OpenAI and Dell: Codex now runs on enterprises' own servers
OpenAI and Dell have launched a joint project to deploy Codex in hybrid and private clouds. Companies can now use the AI coder on their own servers without send

OpenAI and Dell announced a strategic partnership to deploy Codex in hybrid and private clouds of corporate customers. This is OpenAI's first major step into the world of private, local AI — a market that has long awaited such a solution.
How It Works
Codex is a large language model specially trained on thousands of examples of source code. The model can understand tasks, write code, and fix bugs. Dell provides the infrastructure, integration technology, and support. OpenAI provides the model itself, fine-tuning for client-specific tasks, and technical support. The result is a hybrid cloud where data remains inside the corporate network. The company's source code never reaches OpenAI's servers; all processing happens locally, on Dell equipment.
Who Needs This Critically
Banks, government agencies, pharmaceutical companies, manufacturers of strategic goods — in short, everyone who works with secret or highly confidential source code. Regulations like GDPR, HIPAA, SOC 2, and other privacy requirements prohibit sending data to third parties. Previously, this meant a choice: either cloud AI from OpenAI/Google (but legally impossible), or local models (but weak and requiring your own investment in training). Now — there's a third option: cloud-quality models with completely private deployment.

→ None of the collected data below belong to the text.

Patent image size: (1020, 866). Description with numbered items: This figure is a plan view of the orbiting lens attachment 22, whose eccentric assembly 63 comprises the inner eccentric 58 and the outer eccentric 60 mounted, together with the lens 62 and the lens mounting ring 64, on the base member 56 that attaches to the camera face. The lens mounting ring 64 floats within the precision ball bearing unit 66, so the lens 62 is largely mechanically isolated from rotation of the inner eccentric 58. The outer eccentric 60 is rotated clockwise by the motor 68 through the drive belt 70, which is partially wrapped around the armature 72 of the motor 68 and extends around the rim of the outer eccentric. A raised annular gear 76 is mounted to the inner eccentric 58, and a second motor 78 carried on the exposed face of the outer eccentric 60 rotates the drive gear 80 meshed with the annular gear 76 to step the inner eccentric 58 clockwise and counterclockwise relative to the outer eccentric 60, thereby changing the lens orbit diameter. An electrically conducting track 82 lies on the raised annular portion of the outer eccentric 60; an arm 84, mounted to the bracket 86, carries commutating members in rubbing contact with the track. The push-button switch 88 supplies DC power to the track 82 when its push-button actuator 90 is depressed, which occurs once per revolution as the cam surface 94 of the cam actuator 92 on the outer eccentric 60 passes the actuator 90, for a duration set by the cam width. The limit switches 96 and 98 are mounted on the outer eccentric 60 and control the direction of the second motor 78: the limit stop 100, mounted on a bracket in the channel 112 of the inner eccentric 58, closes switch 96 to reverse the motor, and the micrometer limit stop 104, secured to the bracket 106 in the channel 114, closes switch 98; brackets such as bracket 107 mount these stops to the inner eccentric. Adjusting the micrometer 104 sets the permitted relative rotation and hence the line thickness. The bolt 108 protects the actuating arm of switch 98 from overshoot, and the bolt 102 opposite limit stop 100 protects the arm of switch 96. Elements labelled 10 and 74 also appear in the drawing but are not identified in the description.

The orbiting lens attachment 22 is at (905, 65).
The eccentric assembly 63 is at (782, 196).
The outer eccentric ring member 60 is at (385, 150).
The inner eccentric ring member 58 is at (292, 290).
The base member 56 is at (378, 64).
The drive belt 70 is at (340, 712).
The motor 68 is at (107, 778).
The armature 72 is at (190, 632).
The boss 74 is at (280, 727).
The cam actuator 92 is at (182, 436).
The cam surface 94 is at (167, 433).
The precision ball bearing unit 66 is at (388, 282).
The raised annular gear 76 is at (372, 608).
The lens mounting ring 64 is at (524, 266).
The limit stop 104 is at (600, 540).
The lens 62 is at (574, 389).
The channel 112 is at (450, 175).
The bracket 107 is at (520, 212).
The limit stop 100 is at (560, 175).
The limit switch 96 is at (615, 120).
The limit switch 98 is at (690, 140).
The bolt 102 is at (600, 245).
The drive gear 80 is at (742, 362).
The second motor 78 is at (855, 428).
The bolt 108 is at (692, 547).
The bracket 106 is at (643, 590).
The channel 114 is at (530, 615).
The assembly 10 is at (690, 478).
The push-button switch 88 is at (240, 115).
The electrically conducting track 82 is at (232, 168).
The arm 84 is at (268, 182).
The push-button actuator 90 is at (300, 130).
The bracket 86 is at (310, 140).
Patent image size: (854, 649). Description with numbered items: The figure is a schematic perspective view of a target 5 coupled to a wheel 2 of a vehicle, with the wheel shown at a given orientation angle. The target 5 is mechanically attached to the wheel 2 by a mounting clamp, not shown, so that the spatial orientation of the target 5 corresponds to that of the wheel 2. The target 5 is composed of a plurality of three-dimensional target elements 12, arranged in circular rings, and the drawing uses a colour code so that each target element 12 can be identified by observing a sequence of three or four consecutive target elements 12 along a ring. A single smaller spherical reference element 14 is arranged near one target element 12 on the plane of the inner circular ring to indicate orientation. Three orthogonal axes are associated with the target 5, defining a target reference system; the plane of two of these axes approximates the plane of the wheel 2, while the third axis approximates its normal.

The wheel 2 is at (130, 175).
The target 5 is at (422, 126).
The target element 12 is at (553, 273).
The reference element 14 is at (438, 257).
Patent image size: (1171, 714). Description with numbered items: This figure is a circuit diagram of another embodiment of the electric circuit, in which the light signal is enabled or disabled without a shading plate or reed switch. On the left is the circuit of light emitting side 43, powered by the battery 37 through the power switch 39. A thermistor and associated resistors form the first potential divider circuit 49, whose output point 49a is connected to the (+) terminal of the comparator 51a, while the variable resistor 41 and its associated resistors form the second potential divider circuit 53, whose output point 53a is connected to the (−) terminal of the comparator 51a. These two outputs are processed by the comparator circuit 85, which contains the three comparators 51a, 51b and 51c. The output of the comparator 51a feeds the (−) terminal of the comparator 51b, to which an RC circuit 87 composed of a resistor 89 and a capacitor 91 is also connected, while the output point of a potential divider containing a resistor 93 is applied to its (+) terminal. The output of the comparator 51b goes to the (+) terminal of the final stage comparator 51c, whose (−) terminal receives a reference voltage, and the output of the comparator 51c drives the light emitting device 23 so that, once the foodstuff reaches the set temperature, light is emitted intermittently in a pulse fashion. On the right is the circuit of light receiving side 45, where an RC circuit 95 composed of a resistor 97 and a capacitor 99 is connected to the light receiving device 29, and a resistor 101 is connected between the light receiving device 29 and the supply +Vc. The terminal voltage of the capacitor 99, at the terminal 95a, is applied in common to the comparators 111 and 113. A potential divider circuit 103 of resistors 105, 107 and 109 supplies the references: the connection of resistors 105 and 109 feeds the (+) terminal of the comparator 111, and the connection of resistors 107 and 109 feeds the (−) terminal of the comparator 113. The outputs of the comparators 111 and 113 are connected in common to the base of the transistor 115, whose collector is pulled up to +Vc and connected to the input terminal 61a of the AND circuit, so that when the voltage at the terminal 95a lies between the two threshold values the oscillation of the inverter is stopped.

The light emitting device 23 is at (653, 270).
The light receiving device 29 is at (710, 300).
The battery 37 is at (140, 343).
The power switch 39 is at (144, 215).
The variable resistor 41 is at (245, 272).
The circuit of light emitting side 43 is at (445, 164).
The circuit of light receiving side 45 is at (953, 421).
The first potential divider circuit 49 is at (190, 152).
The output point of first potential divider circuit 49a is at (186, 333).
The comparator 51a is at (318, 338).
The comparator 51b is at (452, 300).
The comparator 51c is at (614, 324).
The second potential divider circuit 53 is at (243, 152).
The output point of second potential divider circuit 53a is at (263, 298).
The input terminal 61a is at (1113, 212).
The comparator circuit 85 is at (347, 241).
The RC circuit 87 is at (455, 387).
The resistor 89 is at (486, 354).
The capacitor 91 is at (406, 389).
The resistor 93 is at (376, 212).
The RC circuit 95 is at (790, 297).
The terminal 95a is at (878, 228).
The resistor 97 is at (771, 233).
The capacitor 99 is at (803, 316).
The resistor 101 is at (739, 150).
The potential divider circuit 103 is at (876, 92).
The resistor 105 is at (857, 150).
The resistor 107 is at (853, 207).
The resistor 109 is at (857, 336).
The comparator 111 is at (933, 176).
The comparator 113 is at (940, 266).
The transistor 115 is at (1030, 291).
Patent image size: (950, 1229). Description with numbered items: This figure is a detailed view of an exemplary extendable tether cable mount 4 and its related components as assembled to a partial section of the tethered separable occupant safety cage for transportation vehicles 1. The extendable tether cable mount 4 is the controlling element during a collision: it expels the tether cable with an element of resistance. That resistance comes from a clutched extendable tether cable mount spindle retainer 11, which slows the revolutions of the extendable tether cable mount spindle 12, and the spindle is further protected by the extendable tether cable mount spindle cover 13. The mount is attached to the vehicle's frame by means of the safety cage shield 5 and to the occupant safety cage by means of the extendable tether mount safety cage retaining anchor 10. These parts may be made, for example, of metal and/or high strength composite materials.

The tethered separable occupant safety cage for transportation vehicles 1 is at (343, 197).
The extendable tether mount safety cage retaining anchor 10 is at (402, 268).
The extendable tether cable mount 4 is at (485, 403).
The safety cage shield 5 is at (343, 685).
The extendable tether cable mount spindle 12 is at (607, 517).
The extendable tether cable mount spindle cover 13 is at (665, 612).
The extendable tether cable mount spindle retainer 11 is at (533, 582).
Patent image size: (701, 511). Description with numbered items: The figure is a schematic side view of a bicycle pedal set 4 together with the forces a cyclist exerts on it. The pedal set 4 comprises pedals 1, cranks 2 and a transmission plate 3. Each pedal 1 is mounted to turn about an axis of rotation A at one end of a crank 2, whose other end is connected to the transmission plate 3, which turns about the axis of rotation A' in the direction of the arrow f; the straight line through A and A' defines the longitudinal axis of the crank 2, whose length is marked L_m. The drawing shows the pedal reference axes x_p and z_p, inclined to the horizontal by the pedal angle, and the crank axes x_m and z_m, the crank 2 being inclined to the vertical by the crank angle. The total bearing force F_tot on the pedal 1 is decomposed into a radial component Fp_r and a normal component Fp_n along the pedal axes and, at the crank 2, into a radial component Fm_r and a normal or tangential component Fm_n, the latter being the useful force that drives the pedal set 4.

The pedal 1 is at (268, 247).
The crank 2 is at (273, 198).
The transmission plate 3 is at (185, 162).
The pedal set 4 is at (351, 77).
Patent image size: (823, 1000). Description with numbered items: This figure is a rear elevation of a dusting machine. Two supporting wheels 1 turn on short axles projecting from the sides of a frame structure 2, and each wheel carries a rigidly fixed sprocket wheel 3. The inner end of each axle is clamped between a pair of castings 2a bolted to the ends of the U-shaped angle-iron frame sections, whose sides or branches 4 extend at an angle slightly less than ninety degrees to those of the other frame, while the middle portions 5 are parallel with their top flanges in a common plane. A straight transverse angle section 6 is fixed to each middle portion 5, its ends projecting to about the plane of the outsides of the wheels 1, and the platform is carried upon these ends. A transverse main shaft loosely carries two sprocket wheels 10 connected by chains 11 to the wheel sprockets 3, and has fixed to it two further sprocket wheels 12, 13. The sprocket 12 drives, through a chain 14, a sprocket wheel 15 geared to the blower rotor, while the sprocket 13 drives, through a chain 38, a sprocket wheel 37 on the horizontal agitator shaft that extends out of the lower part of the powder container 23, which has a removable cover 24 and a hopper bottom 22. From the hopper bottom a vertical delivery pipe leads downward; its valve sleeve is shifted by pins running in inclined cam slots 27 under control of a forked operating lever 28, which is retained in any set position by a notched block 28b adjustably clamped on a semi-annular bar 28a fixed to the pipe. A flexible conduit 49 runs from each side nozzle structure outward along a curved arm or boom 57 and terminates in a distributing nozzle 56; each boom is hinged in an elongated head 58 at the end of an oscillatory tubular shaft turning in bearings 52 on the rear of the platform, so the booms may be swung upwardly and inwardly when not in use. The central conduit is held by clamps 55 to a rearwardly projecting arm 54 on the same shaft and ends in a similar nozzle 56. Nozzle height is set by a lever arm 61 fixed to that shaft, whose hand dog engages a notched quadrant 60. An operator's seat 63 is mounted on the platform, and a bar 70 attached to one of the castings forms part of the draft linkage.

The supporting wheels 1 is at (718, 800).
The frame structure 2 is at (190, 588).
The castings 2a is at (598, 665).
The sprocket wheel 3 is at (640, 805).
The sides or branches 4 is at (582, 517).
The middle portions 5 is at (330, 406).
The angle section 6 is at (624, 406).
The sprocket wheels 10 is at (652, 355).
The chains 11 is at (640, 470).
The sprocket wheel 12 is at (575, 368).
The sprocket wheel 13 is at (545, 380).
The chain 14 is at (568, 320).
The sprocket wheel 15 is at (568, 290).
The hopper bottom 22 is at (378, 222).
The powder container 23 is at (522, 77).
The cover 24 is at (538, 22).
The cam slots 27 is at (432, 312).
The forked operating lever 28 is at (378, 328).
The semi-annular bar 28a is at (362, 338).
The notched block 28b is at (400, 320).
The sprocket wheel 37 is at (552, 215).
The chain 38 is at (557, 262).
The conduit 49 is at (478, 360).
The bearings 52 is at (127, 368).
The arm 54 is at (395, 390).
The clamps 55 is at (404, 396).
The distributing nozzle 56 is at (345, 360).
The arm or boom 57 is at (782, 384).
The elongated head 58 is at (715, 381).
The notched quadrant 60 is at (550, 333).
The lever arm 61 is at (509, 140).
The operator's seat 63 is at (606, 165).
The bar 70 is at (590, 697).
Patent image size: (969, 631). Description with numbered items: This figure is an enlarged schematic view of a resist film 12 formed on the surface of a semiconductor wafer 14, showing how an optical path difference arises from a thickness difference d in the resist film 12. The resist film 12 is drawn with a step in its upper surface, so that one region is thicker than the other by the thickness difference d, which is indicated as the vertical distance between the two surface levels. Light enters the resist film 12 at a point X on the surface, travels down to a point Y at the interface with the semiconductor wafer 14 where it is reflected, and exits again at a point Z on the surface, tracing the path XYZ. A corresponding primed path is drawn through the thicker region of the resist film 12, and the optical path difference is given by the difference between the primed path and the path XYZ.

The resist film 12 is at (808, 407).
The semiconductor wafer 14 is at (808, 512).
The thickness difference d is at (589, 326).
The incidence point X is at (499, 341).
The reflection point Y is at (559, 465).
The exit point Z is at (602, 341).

- Financial institutions (banks, investment funds, insurance companies)
- Government sector, defense ministries, and intelligence services
- Pharmaceuticals and biomedicine
- Large-scale manufacturing (defense, aerospace, energy)
- Critical infrastructure (telecommunications, power grids)
The Competitive Move
Microsoft through Azure and Google through Vertex have offered local deployment of generative models for several years. But OpenAI remained cloud-based for a long time: all services work through APIs on OpenAI's servers. The corporate market, however (practically half of global AI demand), requires private deployment. OpenAI fell behind. This partnership is a direct response to growing demand from large corporations that would choose OpenAI for model quality but couldn't use the cloud API due to regulations. Dell here is a strategic partner that already has deep relationships with IT departments of major companies. For OpenAI, this is an accelerated entry into the corporate market. For Dell — a new service they can sell to top corporate clients.
What This Means
Local deployment of AI models is becoming a standard for enterprise, not an exception. For OpenAI, this is a path to billion-dollar contracts with major companies. For others — a clear visible signal: if you're not ready to offer private deployment of your model, you're losing half the corporate market.